Mahjoob Zweiri, director del Centro de Estudios del Golfo en Doha, Qatar, dijo que los acontecimientos del miércoles indican que “todas las partes están cansadas y agotadas por este conflicto”.

“Pero no estoy seguro de que el acuerdo de Riad se pueda implementar, teniendo en cuenta dos hechos importantes”, dijo a Al Jazeera.

“Primero, Riad y Abu Dhabi no están de acuerdo al 100 por ciento sobre cómo deberían moverse las cosas. Segundo, no solo esos dos países pueden decidir la situación en Yemen. También necesitan la comunidad internacional a bordo, incluidas las Naciones Unidas, Irán Pero ninguno de estos jugadores tiene confianza en [Saudi and the UAE]”.

Añadió: “No hay una visión a largo plazo. Hay diferentes partes con diferentes agendas y no hay acuerdo sobre dónde deberían ir las cosas”.

Aunque no es probable que el acuerdo sea un paso hacia una paz duradera, incluso la vaga perspectiva de un acuerdo fue bienvenida, ya que el devastado sector de salud de Yemen enfrenta un brote importante de coronavirus y el país enfrenta una drástica escasez de ayuda humanitaria que ha obligado al 75 por ciento de los programas de la ONU para que el país finalice o reduzca las operaciones.

El martes, el enviado especial de la ONU a Yemen, Martin Griffiths, pintó una imagen sombría de Yemen ante el Consejo de Seguridad.

Las negociaciones de paz mediadas por la ONU entre los rebeldes y el gobierno no han logrado llegar a un acuerdo, dijo.

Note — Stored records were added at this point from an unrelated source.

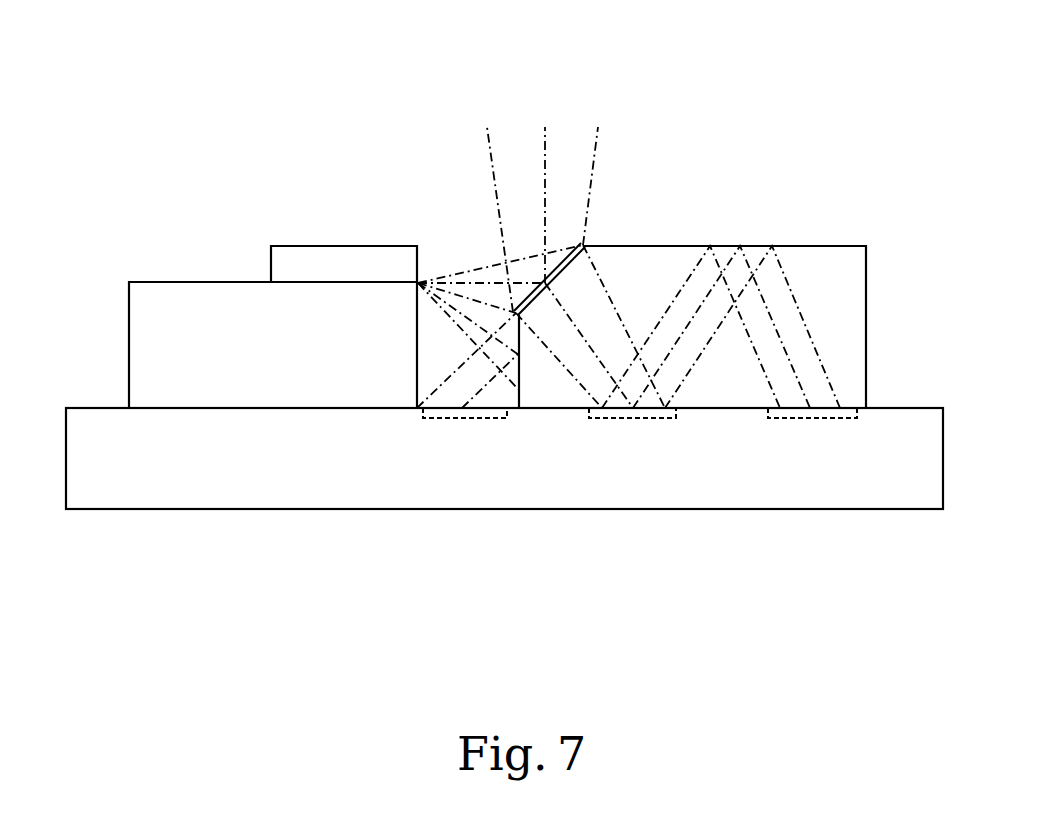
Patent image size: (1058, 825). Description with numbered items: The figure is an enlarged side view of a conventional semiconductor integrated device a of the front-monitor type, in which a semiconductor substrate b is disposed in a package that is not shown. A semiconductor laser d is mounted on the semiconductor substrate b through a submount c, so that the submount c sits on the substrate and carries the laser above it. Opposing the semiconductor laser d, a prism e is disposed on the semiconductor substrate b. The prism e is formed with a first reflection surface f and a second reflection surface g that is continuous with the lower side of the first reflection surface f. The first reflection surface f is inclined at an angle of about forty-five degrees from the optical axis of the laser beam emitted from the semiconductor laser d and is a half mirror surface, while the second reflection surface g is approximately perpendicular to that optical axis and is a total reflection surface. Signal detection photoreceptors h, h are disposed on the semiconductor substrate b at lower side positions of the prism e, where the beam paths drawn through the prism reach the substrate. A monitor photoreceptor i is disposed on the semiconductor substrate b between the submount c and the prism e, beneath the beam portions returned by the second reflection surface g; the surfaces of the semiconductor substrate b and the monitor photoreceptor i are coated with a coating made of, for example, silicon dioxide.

The semiconductor integrated device a is at (807, 102).
The semiconductor substrate b is at (309, 472).
The submount c is at (178, 295).
The semiconductor laser d is at (333, 260).
The prism e is at (805, 260).
The first reflection surface f is at (572, 265).
The second reflection surface g is at (515, 378).
The signal detection photoreceptor h is at (610, 418).
The monitor photoreceptor i is at (445, 418).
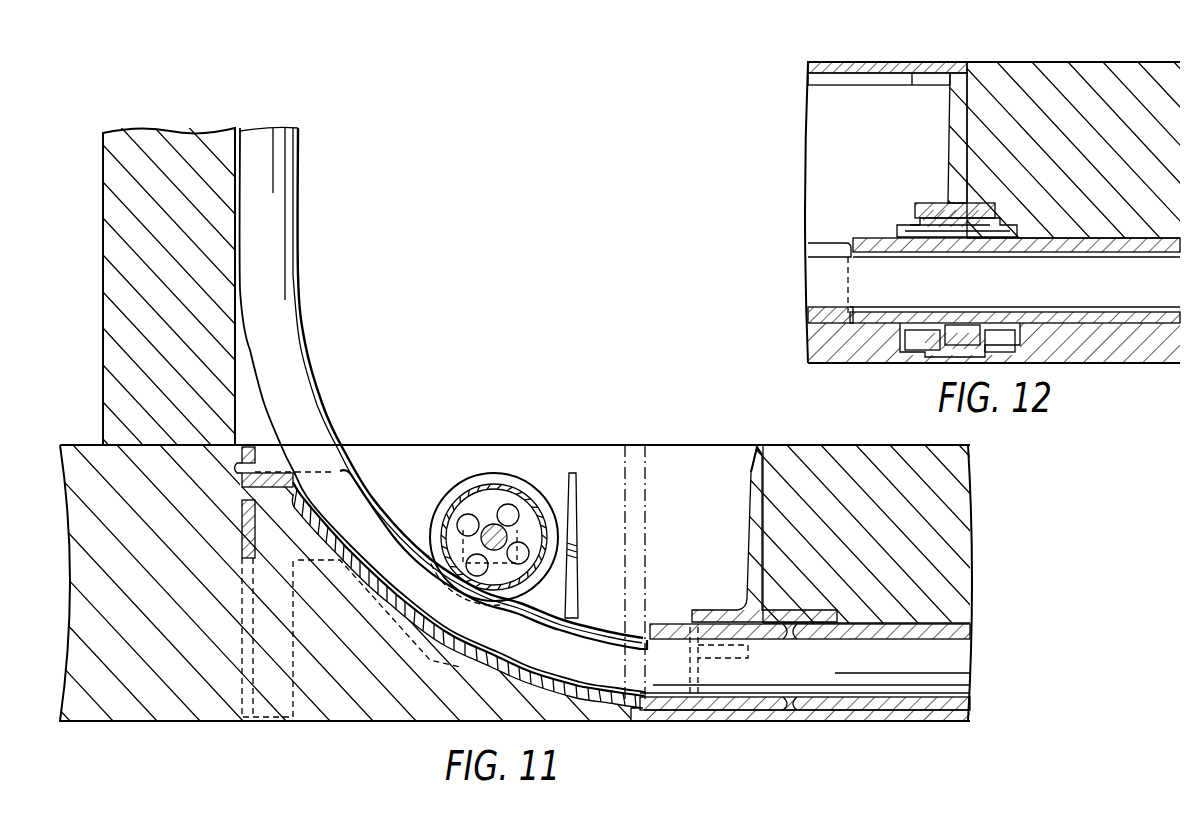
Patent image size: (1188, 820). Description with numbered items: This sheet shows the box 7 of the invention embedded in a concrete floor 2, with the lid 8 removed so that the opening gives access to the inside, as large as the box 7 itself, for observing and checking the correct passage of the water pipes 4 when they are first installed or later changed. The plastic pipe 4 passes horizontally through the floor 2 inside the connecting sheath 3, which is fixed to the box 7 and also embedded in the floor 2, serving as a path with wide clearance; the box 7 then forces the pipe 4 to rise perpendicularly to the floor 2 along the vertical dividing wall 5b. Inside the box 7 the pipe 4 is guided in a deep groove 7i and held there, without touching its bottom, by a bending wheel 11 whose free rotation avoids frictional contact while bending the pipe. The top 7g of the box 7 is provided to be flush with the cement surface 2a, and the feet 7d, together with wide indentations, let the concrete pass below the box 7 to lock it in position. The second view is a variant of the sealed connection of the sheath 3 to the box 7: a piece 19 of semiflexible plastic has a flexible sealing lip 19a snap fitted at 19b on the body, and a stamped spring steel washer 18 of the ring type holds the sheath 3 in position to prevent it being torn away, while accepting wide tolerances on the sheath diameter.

Las fuerzas hutíes estaban empujando ferozmente hacia la provincia rica en petróleo de Marib “con profundas consecuencias humanitarias y económicas”.

Los ataques con misiles han provocado la muerte de civiles, muchos de los cuales eran niños, en todo el noroeste. Griffiths también describió una economía en colapso, un aumento de los precios de los alimentos y, para empeorar las cosas, un petrolero abandonado amarrado en la costa y cargado con más de 1 millón de barriles de petróleo crudo que está en riesgo de ruptura o explosión.

“No deseo endulzar las cosas”, dijo Griffiths, advirtiendo que el país podría sumergirse en cualquier momento en “una nueva fase de escalada prolongada, propagación incontrolada de COVID-19 y declive económico”.